Y así fue. Comenzó a caminar cada día sin falta, para empezar por algo. Encontró unas pesas viejas bajo la cama, cubiertas de polvo. Levantarlas le dio una satisfacción inesperada. Luego probó suerte en las barras del parque, haciendo dominadas junto a los chavales.
Poco a poco, la fuerza volvió. Para la temporada en la huerta, se sentía tan lleno de energía que limpió el trastero y construyó un pequeño parque infantil para los nietos. Quería verlos contentos.
En agosto, cuando las ciruelas y las manzanas estaban maduras, Pedro llevó a los niños a la huerta. Martita se enamoró del columpio. Hasta Andrés, más serio, le dio su aprobación. Todo el día lo pasaron juntos: jugando en el huerto, yendo al río, haciendo castillos de arena.

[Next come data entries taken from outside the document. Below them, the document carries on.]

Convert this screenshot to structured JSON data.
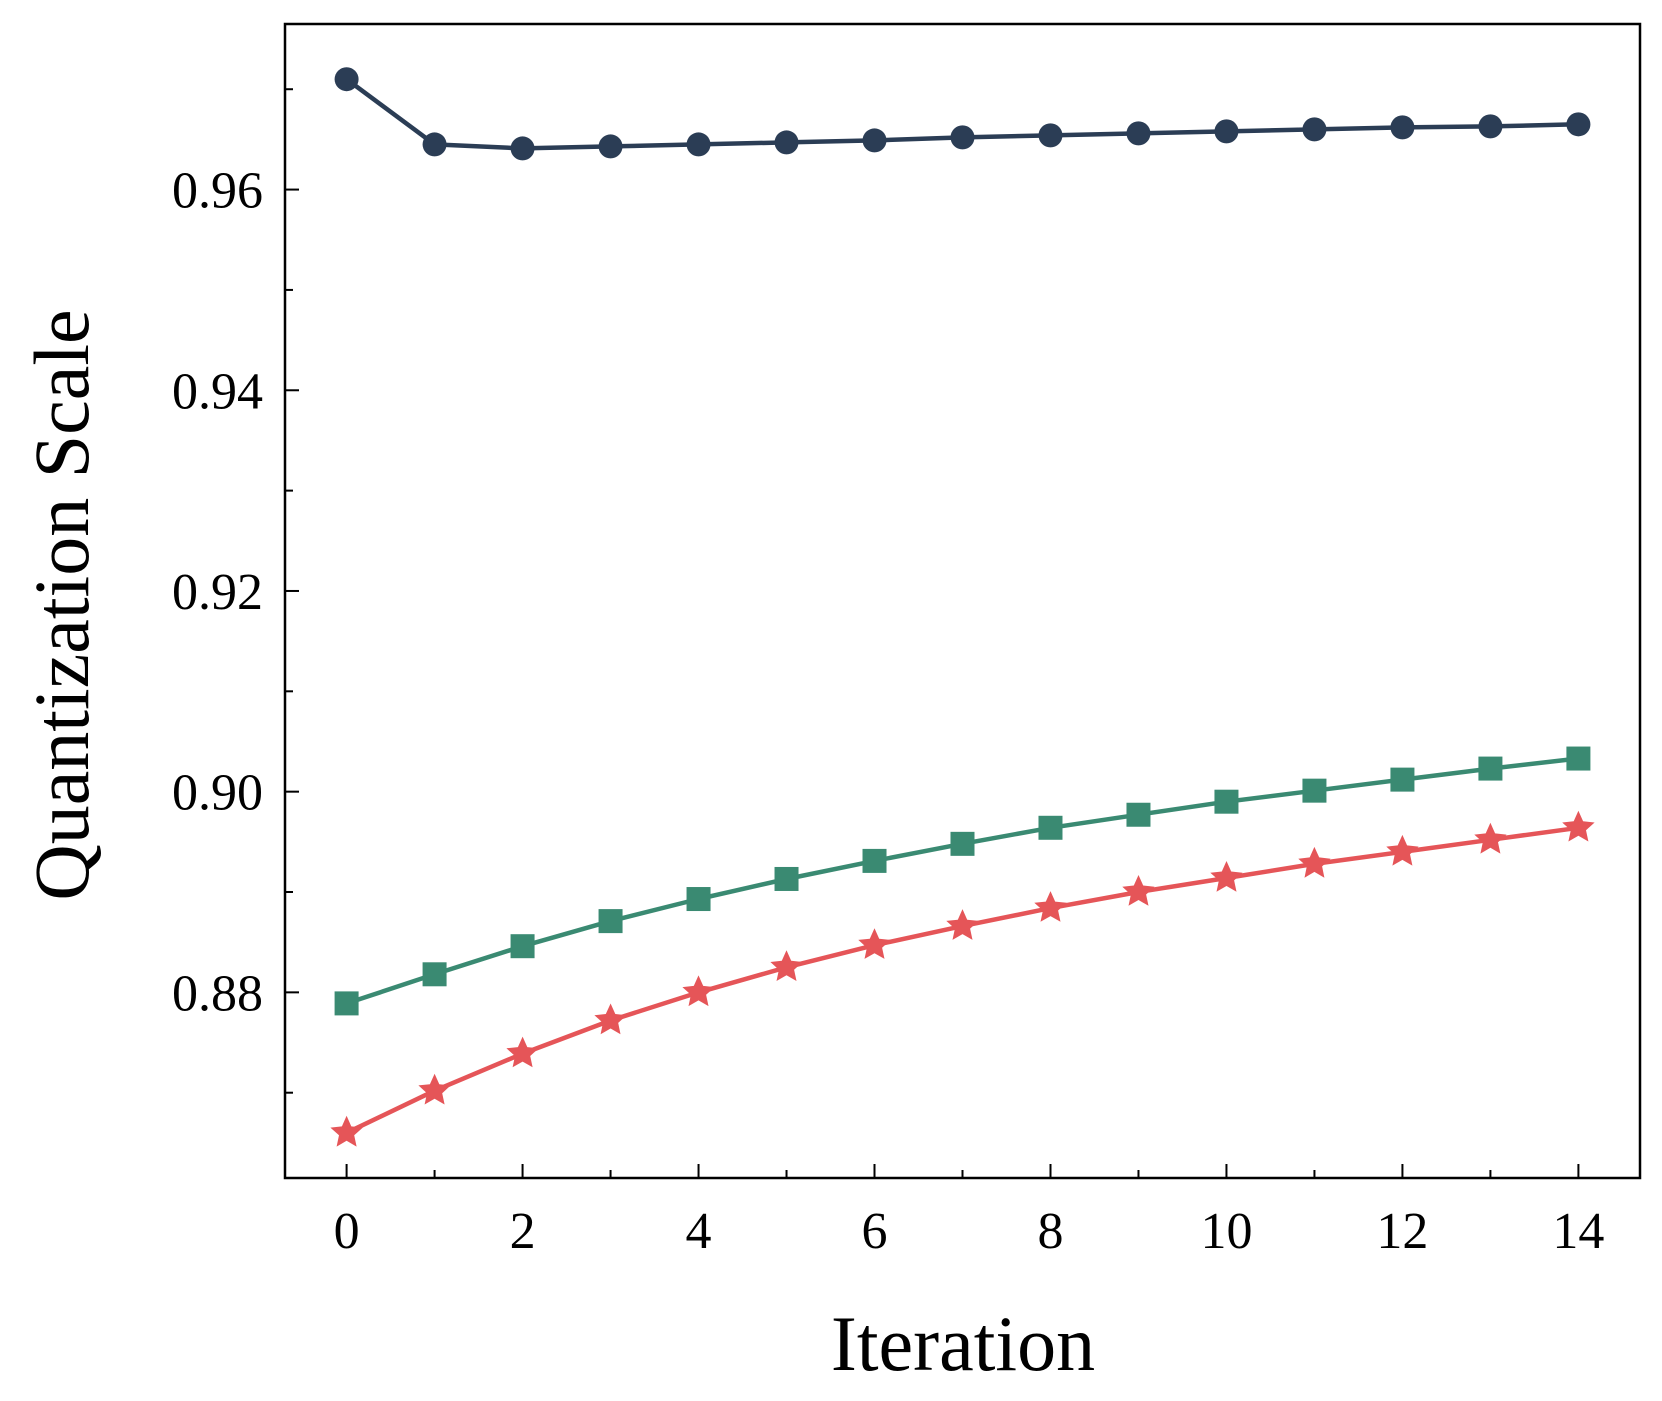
{
  "chart_data": {
    "type": "line",
    "title": "",
    "xlabel": "Iteration",
    "ylabel": "Quantization Scale",
    "xlim": [
      -0.7,
      14.7
    ],
    "ylim": [
      0.8615,
      0.9765
    ],
    "xticks": [
      0,
      2,
      4,
      6,
      8,
      10,
      12,
      14
    ],
    "xtick_labels": [
      "0",
      "2",
      "4",
      "6",
      "8",
      "10",
      "12",
      "14"
    ],
    "yticks": [
      0.88,
      0.9,
      0.92,
      0.94,
      0.96
    ],
    "ytick_labels": [
      "0.88",
      "0.90",
      "0.92",
      "0.94",
      "0.96"
    ],
    "x": [
      0,
      1,
      2,
      3,
      4,
      5,
      6,
      7,
      8,
      9,
      10,
      11,
      12,
      13,
      14
    ],
    "grid": false,
    "legend": "none",
    "series": [
      {
        "marker": "circle",
        "color": "#2b3d55",
        "values": [
          0.971,
          0.9645,
          0.9641,
          0.9643,
          0.9645,
          0.9647,
          0.9649,
          0.9652,
          0.9654,
          0.9656,
          0.9658,
          0.966,
          0.9662,
          0.9663,
          0.9665
        ]
      },
      {
        "marker": "square",
        "color": "#3a8a72",
        "values": [
          0.8789,
          0.8818,
          0.8846,
          0.8871,
          0.8893,
          0.8913,
          0.8931,
          0.8948,
          0.8964,
          0.8977,
          0.899,
          0.9001,
          0.9012,
          0.9023,
          0.9033
        ]
      },
      {
        "marker": "star",
        "color": "#e55558",
        "values": [
          0.866,
          0.8702,
          0.8739,
          0.8772,
          0.88,
          0.8825,
          0.8847,
          0.8866,
          0.8884,
          0.89,
          0.8914,
          0.8928,
          0.894,
          0.8952,
          0.8964
        ]
      }
    ]
  }
}
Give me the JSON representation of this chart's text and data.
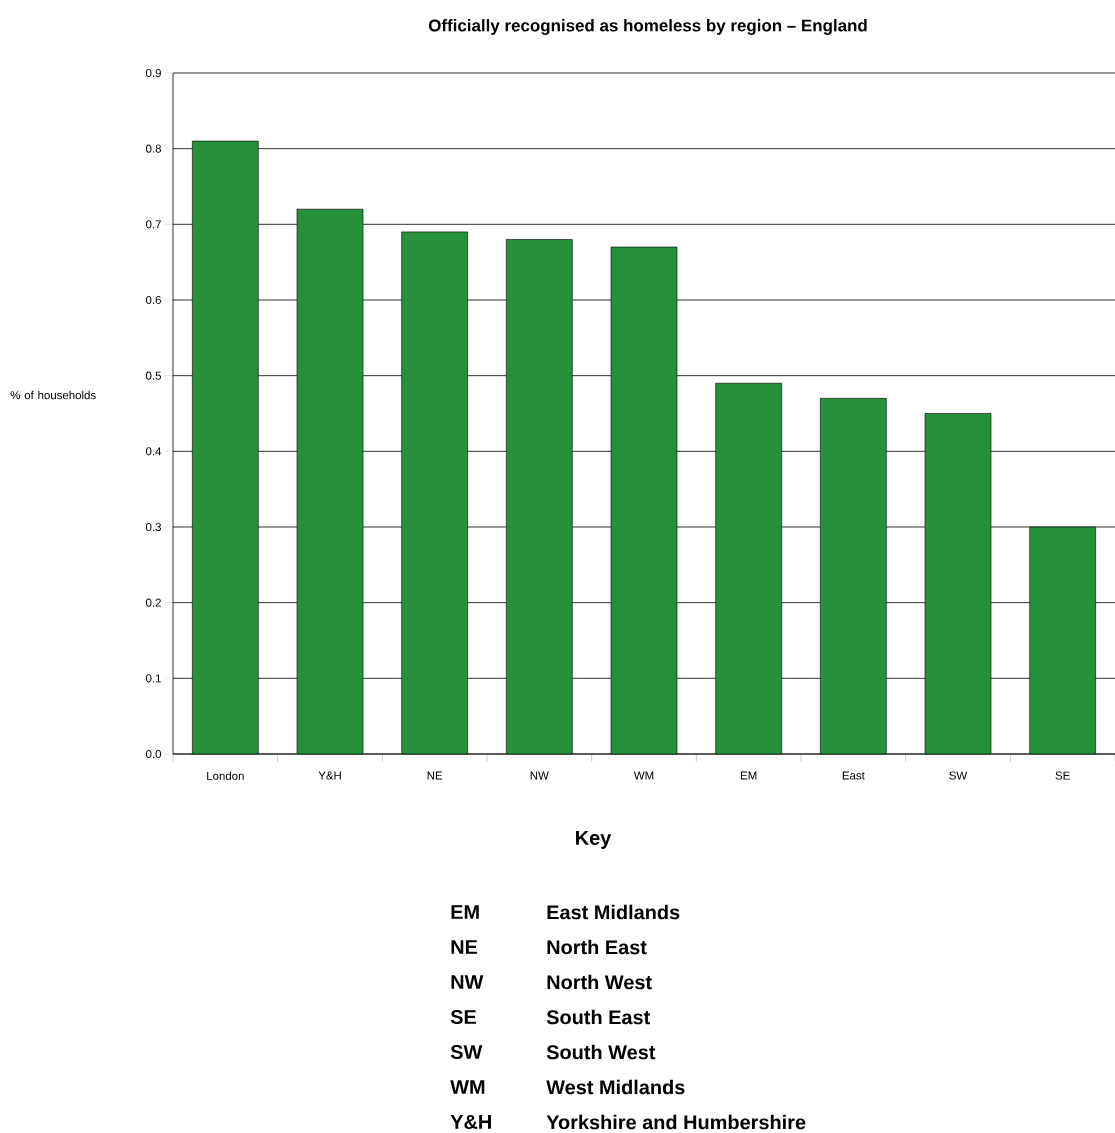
{
  "chart_data": {
    "type": "bar",
    "title": "Officially recognised as homeless by region – England",
    "ylabel": "% of households",
    "categories": [
      "London",
      "Y&H",
      "NE",
      "NW",
      "WM",
      "EM",
      "East",
      "SW",
      "SE"
    ],
    "values": [
      0.81,
      0.72,
      0.69,
      0.68,
      0.67,
      0.49,
      0.47,
      0.45,
      0.3
    ],
    "color": "#27903a",
    "ylim": [
      0,
      0.9
    ],
    "yticks": [
      {
        "value": 0,
        "label": "0.0"
      },
      0.1,
      0.2,
      0.3,
      0.4,
      0.5,
      0.6,
      0.7,
      0.8,
      0.9
    ],
    "grid": "y",
    "annotations": [
      "Key",
      "EM",
      "East Midlands",
      "NE",
      "North East",
      "NW",
      "North West",
      "SE",
      "South East",
      "SW",
      "South West",
      "WM",
      "West Midlands",
      "Y&H",
      "Yorkshire and Humbershire"
    ]
  }
}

Al día siguiente, Andrés señaló una ciruela:
—Abuelo, ¿me coges esa?
—Andrés, tú puedes —Iván lo levantó con alegría, sosteniéndolo en alto.
El niño arrancó tres ciruelas con sus manitas.
—¡Yo también, abuelo! —Martita aplaudía emocionada.
—Pues arriba vas —rió el abuelo, bajando a Andrés y alzando a su nieta sin esfuerzo—. ¡El abuelo aún puede con todo!
No perdáis el ánimo. Nunca os rindáis si hay una oportunidad. Disfrutad cada día y valorad esta vida, que solo se vive una vez.